- Promotional poster
- Directed by: Sreejith Vijayan
- Written by: Shashankan Mayyanad
- Produced by: Listin Stephen Alvin Antony
- Starring: Bibin George; Namitha Pramod; Gouri G. Kishan; Shanthi Krishna; Siddique; Hareesh Kanaran;
- Narrated by: Dulquer Salmaan
- Cinematography: Aravind Krishna
- Edited by: Johnkutty
- Music by: Gopi Sundar
- Production companies: Ananya Films Magic Frames
- Release date: 2 August 2019;
- Running time: 142 minutes
- Country: India
- Language: Malayalam

= Margamkali (film) =

2019 film by Sreejith Vijayan

Margamkali is a 2019 Indian Malayalam-language romantic comedy film directed by Sreejith Vijayan and written by Shashankan Mayyanad. It is co-produced by Listin Stephen and Alwin Antony. The film stars Bibin George, Namitha Pramod, Gouri G. Kishan, Shanthi Krishna, Siddique and Hareesh Kanaran. The music is composed by Gopi Sunder.

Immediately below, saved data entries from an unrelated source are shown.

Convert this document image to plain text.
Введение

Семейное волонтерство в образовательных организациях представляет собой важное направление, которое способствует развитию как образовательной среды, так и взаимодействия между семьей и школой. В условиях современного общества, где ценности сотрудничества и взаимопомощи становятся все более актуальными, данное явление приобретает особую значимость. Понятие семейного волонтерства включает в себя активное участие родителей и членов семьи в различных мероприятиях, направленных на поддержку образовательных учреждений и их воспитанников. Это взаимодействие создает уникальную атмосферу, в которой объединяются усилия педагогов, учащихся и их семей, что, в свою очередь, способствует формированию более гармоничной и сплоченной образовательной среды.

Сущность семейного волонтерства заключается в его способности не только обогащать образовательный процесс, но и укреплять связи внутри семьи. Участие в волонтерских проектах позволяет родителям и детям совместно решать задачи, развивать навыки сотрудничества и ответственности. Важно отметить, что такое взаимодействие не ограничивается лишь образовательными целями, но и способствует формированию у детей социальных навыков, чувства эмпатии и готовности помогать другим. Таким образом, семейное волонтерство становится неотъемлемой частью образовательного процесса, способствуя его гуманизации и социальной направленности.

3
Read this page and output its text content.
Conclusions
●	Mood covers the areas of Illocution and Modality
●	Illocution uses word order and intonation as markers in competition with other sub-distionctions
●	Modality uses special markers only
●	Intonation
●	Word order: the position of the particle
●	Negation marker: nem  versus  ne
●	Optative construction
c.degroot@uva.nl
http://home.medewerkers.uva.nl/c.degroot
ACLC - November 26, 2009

The story of the film follows three friends, Sachi (played by Bibin George) an only son of an affluent family, Antappan, a drunkard, and the other a lassi shop owner who is desperate for love. Sachi, had a failed affair so has taken an oath not to love or marry. The film was released on 2 August 2019. This movie received mixed reviews and became a commercial failure in box office.

==Synopsis==
Sachidanandan is the son of Ramanan Nair and Chandrika, a separated couple. His parents don't want him to work, as he is from an affluent family. After his break-up with Jessi, Sachi loses faith in love and marriage. Later, Sachi enters the life of Urmila, after she rejects the proposal of his best friend, "Tiktok" Unni. What happens next forms the crux of the story.

==Cast==

- Bibin George as Sachidanandan a.k.a. Sachi
  - Al Sabith as young Sachidanandan
- Namitha Pramod as Urmila
  - Durga Premjith as young Urmila
- Gouri G. Kishan as Jessy
- Siddique as Ramanan Nair, Sachidanandan's Father
- Shanthi Krishna as Chandrika, Sachidanandan's mother
- Hareesh Kanaran as TikTok Unni, Sachidanandan's best friend
- Baiju Santhosh as Antappan, Jessy's Father
- Dharmajan Bolgatty as Bilal
- Renji Panicker as Urmila's Father
- Narayanan Kutty as Security guard Chellappan
- Anu Joseph as Seetha, Urmila's Sister
- Sowmya Menon as Urmila, Unni's love interest
- Bindu Panicker as Urmila's Mother
- Dinesh Nair as Ganeshan, Seetha's Husband
- Hariprashanth M G as a Goon, Sachidanandan friend
- Surabhi Santosh as Hima
- Manju Vani
- Lakshmi Priya as Poothiri Lilly
- Binu Thrikkakkara as Premdas
- Vishnu Unnikrishnan (Cameo)
- Dulquer Salmaan as Baby (Voice Cast)

==Marketing and release==
A theatrical trailer of the film was released by Millennium Audios on 24 July 2019.

The film was wide released on 2 August 2019.

==Music==

The soundtrack for Margamkali was composed by Gopi Sundar. Song released under Millennium Audios official label

Track listing
| No. | Title | Lyrics | Singer(s) | Length |
|---|---|---|---|---|
| 1. | "Ninakkayi Njan" | Abeenraj M A | Bibin George | 4:15 |
| 2. | "Ennuyire" | Harinarayanan B.K | Akbar Khan, Sithara | 3:44 |
| 3. | "Venda Venda (Shivane Anthom Kunthom)" | Harinarayanan B.K | Afsal | 3:49 |
| Total length: |  |  |  | 11:08 |

==Reception==
===Critical reception===
Anjana George of The Times of India rated the film 3/5 stars and wrote, "There is nothing remarkable to speak about the technicalities of the movie, which make for a timepass film but definitely offers nothing for intellectual stimulation."